Ser pobre, en este presente distópico transversalizado por las 3R.Nets (Resistencia, Renacimiento, Revolución), es también un acto de fe. Si nos dicen que vamos bien, debemos creer que estamos de rechupete y entramos al centro comercial dizque a ver una película en el cine, comer helado y comprarnos un par de zapatos nuevos, aunque sólo alcancemos a picar el culito de una canilla que compartimos con la mujer, la suegra y los tres carajitos sentados en un banquito mientras comienzan a bajar las santamarías, a eso de las 5 de la tarde.
Nadie nos va a matar por una herencia y eso tiene sus ventajas. Al que aniquilan por temas de plata lo desaparecen de la faz de la tierra y ni siquiera un resquicio de harapos queda para exaltar la memoria de ese insigne muerto, mientras la familia, un hijo desalmado, una esposa insaciable o una amante barriobajera se chulean esos reales que amontonamos en vida en pos del estatus y el placer.

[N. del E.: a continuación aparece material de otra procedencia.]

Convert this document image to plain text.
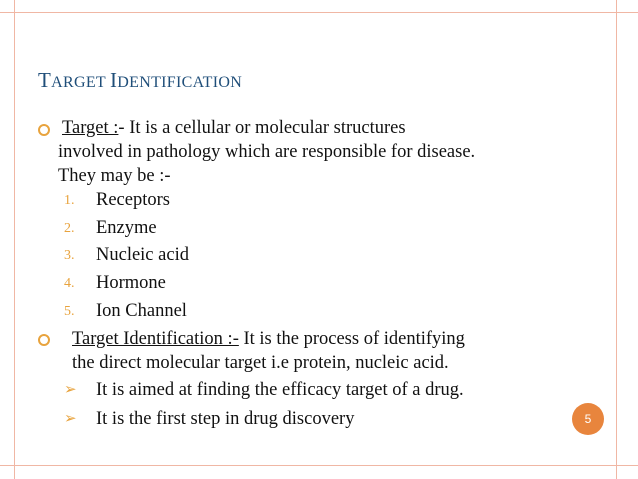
TARGET IDENTIFICATION
Target :- It is a cellular or molecular structures
involved in pathology which are responsible for disease.
They may be :-
1. Receptors
2. Enzyme
3. Nucleic acid
4. Hormone
5. Ion Channel
Target Identification :- It is the process of identifying
the direct molecular target i.e protein, nucleic acid.
➢ It is aimed at finding the efficacy target of a drug.
➢ It is the first step in drug discovery	5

Los pobres nos queremos todos, nos contenemos y hasta nos rechazamos pero con la misericordia indigente del que se consume en sus propias contradicciones, como el pobre desclasado que quiere que Lorenzo Mendoza sea presidente de Venezuela. “Si él es próspero va a hacer que el país prospere” le escuchamos arengar mientras saca las perolas para recoger agua de lluvia e invita a un guayoyo recolado con la borra del café de ayer.
Son misteriosos los caminos de la necesidad y los pobres lo sabemos hasta en la semántica. Aprendimos a usar los términos afirmativos y nunca decimos que el vaso está medio vacío sino que está medio lleno; que estamos mal pero vamos bien; que amanecerá y veremos; que la vida será otra con la nueva normalidad.
Es también un asunto de esperanza vocacional: contratamos una pantalla de Netflix para el único televisor de la casa, y asistimos al espectáculo que seduce a todos para tener algo de qué hablar mientras hacemos la cola del Clap: la violencia contenida de June Osborne en El cuento de la criada; en verdad quién mató a Sara; ¿quién más se cogerá a quién en La casa de papel? Lo mismo en las redes sociales, donde alargamos la boca en forma de pico de pato para la selfie de rigor en Playa Chocolate, Higuerote, mientras ventilamos que eso fue durante nuestras últimas vacaciones en Río, o descaradamente nos hacemos fotos entre los anaqueles de un Walmart de Miami como inmigrantes ilegales vacacionando, y juramos que ahora sí, somos ricos, pero solo porque estamos parados ahí. Y es que nosotros los pobres, a veces, también perdemos el glamour.